This article was originally published by Mennonite World Review

Anabaptist message grows in Venezuela

Excitement for the Anabaptist message is increasing in Vene­zuela, and the Mennonite seminary there is helping to teach people about Mennonite beliefs and values.

Zaraí Gonzalía, left, and Erwin Mirabal converse at Comunidad Cristiana del Camino in Espinal, Venezuela, during a partnership visit. — Linda Shelly/MMN
Zaraí Gonzalía, left, and Erwin Mirabal converse at Comunidad Cristiana del Camino in Espinal, Venezuela, during a partnership visit. — Linda Shelly/MMN

Support from the Seminario Biblico Menonita de Colombia (Colombia Mennonite Bible Seminary) and Iglesia Cristiana Menonita de Colombia (Colombia Mennonite Church) have been important for the Venezuelan seminary. The Colombians have shared course materials and finances and have gone to Vene­zuela to help teach courses.

The Colombia Mennonite Church would like to increase and formalize its partnership with the Venezuelan churches. It has invited its partners from the Ecuador Partnership — Mennonite Church USA’s Central Plains Conference and Mennonite Mission Network — to join in this ministry.

This assistance to neighbors is a natural extension of the Colombian seminary’s purpose, said Zaraí Gonzalía, the seminary’s executive administrator.

The seminary’s “reason for existence is to accompany ministries,” she said.

In May, Gonzalía and Martha Lucía Gómez helped facilitate the first Sister Care workshop for women in Venezuela. Both women are co-coordinators of the Latin American Women Theologians Movement for the Andean region. MMN provided some funds for the workshop.

Originally, three Venezuelan women planned to go to a training workshop in Colombia, where they would learn how to facilitate a Sister Care workshop.

“Since only one woman was able to come, we thought, ‘Why not go there?’ ” Gonzalía said. “We wanted to spread the workshop and present the women’s movement to them.”

Venezuela and Colombia were once part of one nation created by Spain in the 16th century. For almost 300 years, the countries that are now Colombia, Ecuador, Panama and Venezuela — along with parts of Brazil, Guyana and Peru — were all one territory that first was a kingdom and by the 1800s a country.

Context of polarization

Erwin Mirabal, a leader of the growing Mennonite churches in Venezuela, said Mennonites in Venezuela and Colombia have worked together since the 1980s.

Mirabal became committed to Anabaptist theology through a course he took as a youth.
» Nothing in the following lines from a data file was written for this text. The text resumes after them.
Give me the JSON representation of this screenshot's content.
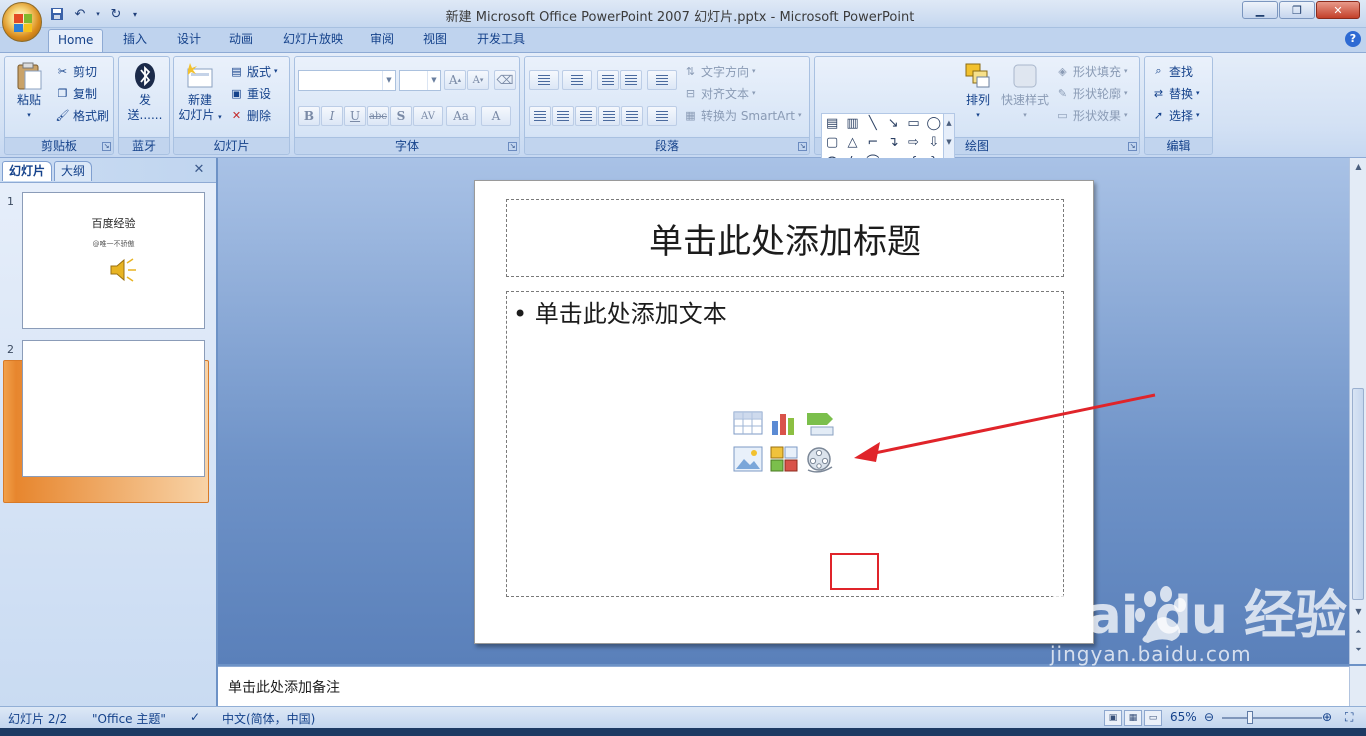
{
  "window": {
    "title": "新建 Microsoft Office PowerPoint 2007 幻灯片.pptx - Microsoft PowerPoint"
  },
  "ribbon_tabs": [
    "Home",
    "插入",
    "设计",
    "动画",
    "幻灯片放映",
    "审阅",
    "视图",
    "开发工具"
  ],
  "clipboard": {
    "paste": "粘贴",
    "cut": "剪切",
    "copy": "复制",
    "format_painter": "格式刷",
    "label": "剪贴板"
  },
  "bluetooth": {
    "send_line1": "发",
    "send_line2": "送......",
    "label": "蓝牙"
  },
  "slides_group": {
    "new_slide_line1": "新建",
    "new_slide_line2": "幻灯片",
    "layout": "版式",
    "reset": "重设",
    "delete": "删除",
    "label": "幻灯片"
  },
  "font_group": {
    "label": "字体",
    "bold": "B",
    "italic": "I",
    "underline": "U",
    "strike": "abc",
    "shadow": "S",
    "spacing": "AV",
    "case": "Aa",
    "color": "A",
    "grow": "A",
    "shrink": "A"
  },
  "paragraph_group": {
    "text_direction": "文字方向",
    "align_text": "对齐文本",
    "convert_smartart": "转换为 SmartArt",
    "label": "段落"
  },
  "drawing_group": {
    "arrange": "排列",
    "quick_styles": "快速样式",
    "shape_fill": "形状填充",
    "shape_outline": "形状轮廓",
    "shape_effects": "形状效果",
    "label": "绘图"
  },
  "editing_group": {
    "find": "查找",
    "replace": "替换",
    "select": "选择",
    "label": "编辑"
  },
  "panel_tabs": {
    "slides": "幻灯片",
    "outline": "大纲"
  },
  "thumbnails": [
    {
      "number": "1",
      "title": "百度经验",
      "subtitle": "@唯一不骄傲"
    },
    {
      "number": "2"
    }
  ],
  "slide": {
    "title_placeholder": "单击此处添加标题",
    "content_placeholder": "单击此处添加文本"
  },
  "notes": {
    "placeholder": "单击此处添加备注"
  },
  "status": {
    "slide_count": "幻灯片 2/2",
    "theme": "\"Office 主题\"",
    "language": "中文(简体，中国)",
    "zoom": "65%"
  },
  "watermark": {
    "logo": "Bai du 经验",
    "url": "jingyan.baidu.com"
  },
  "colors": {
    "highlight": "#e0242a",
    "accent": "#15428b"
  }
}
John Driver, a former MMN worker, presented the course in Colombia and invited Mennonites from Venezuela also. Now, Mirabal teaches some courses and encourages congregations to participate in them.

“In the Venezuelan context of polarization and violence, where every group tries to manipulate us with their slogans of ‘Revolution and Justice’ on one hand, and ‘Democracy and Liberty’ on the other, the message of the cross, of reconciliation with enemies and following Jesus should be proclaimed with all of our strength,” he said.

The connection between the Venezuelan churches and the Colombian churches didn’t stay strong, though, Mirabal said. In part this was because many leaders of the Anabaptist movement in Venezuela were Pentecostal and Assembly of God. They were still figuring out their relationship with Anabaptists.

Since the Colombian churches had continued to strengthen their ministries, including a mission committee and the seminary, they were prepared to bring their resources and classes to Venezuelan churches.

Mirabal explained that Alix Lozano, the coordinator of the Colombian seminary at the time, helped establish a seminary in 2001 on Isla Margarita, an island off the coast of Venezuela where these churches started. Classes stopped in 2004, but restarted in 2009, and there are now 82 students taking classes.

There are satellites in Maracay and Caracas, where new Mennonite congregations have developed.

Ways to support

As energy for Anabaptist theological education increases in Venezuela, the Colombian church and mission committee look for more ways to support their neighbors.

After the March 2013 Ecuador Partnership meeting, the partners traveled to Vene­zuela. These meetings led to the invitation from the Colombian and Venezuelan churches for MMN and Central Plains Conference to also partner in Vene­zue­la.

“Beginning partnership is a journey,” wrote Don Kempf in a document stating the conference’s intent to accept the invitation. Kempf coordinates the Central Plains Conference Ecuador Partners in Mission. “We don’t know now exactly what it will look like. What we do know is that the Holy Spirit is working in exciting ways in Vene­zuela.”